# Probability of matching a hand of 13 random cards with cards dealt from a shuffled deck up to position 35?

You are given a random assortment of 13 cards from one deck. Another deck is shuffled and cards dealt and called out from the top, the aim is to match all 13 of your cards before reaching 35 cards down into the deck. What is the probability of achieving this?

I realise this is closely related to something like the Birthday Paradox, but I can't seem to use to probability calculator on this site to work out the solution: https://betterexplained.com/articles/understanding-the-birthday-paradox/

The reason I'm asking is because this is a regular thing that happens like a bingo in a pub quiz I frequent and nobody ever wins the prize, which seems unlikely in so many months of playing with a pub full of people all with their own individual random assortment of 13 different cards.
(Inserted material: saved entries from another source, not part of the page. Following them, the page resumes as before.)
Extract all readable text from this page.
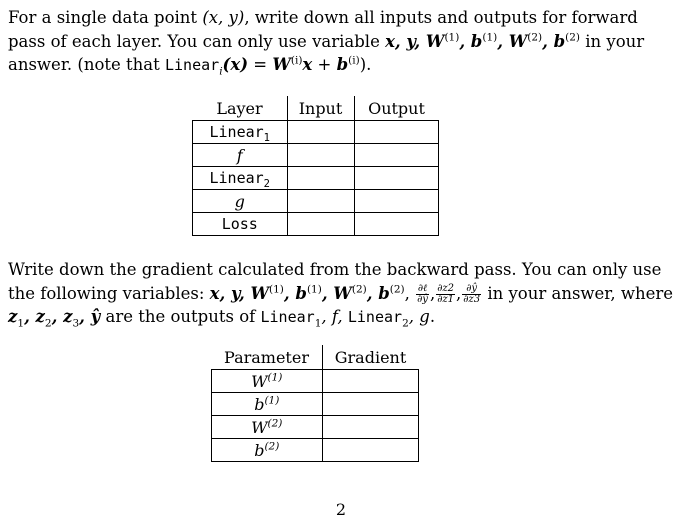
For a single data point (x, y), write down all inputs and outputs for forward pass of each layer. You can only use variable x, y, $W^{(1)}$, $b^{(1)}$, $W^{(2)}$, $b^{(2)}$ in your answer. (note that Linear$_i$(x) = $W^{(i)}x + b^{(i)}$).

Layer	Input	Output
Linear$_1$		
f		
Linear$_2$		
g		
Loss		

Write down the gradient calculated from the backward pass. You can only use the following variables: x, y, $W^{(1)}$, $b^{(1)}$, $W^{(2)}$, $b^{(2)}$, $\frac{\text{∂ℓ}}{\partial ŷ}$ , $\frac{\partial z2}{\partial z1}$ , $\frac{\partial ŷ}{\partial z3}$ in your answer, where $z_1$, $z_2$, $z_3$, ŷ are the outputs of Linear$_1$, f, Linear$_2$, g.

Parameter	Gradient
$W^{(1)}$	
$b^{(1)}$	
$W^{(2)}$	
$b^{(2)}$	
2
After the position of 35 is reached the rest of the deck is read out until someone obviously eventually matches up their cards first, but only win what's in the money pot for the night, rather than big money prize. Me and my friends have worked out various ways to fix the game, but it may be the probability is entirely not in anyone's favour, and the number 35 has been chosen very precisely odds-wise.

Hope someone can provide a solution.

• $C(39,22)/C(52,35)$ = (number of good combinations of 35 cards) / (number of combinations) – Ned Jan 4 at 14:26

If I understand well then your question can be translated into: "if $$13$$ cards are labeled and then after shuffling $$35$$ cards are drawn what is the probability that all labeled cards are among them?"
The answer is: $$\frac{\binom{35}{13}}{\binom{52}{13}}=\frac{35!39!}{22!52!}=\frac{23}{40}\times\cdots\times\frac{39}{52}\approx0.002325$$So a very small chance.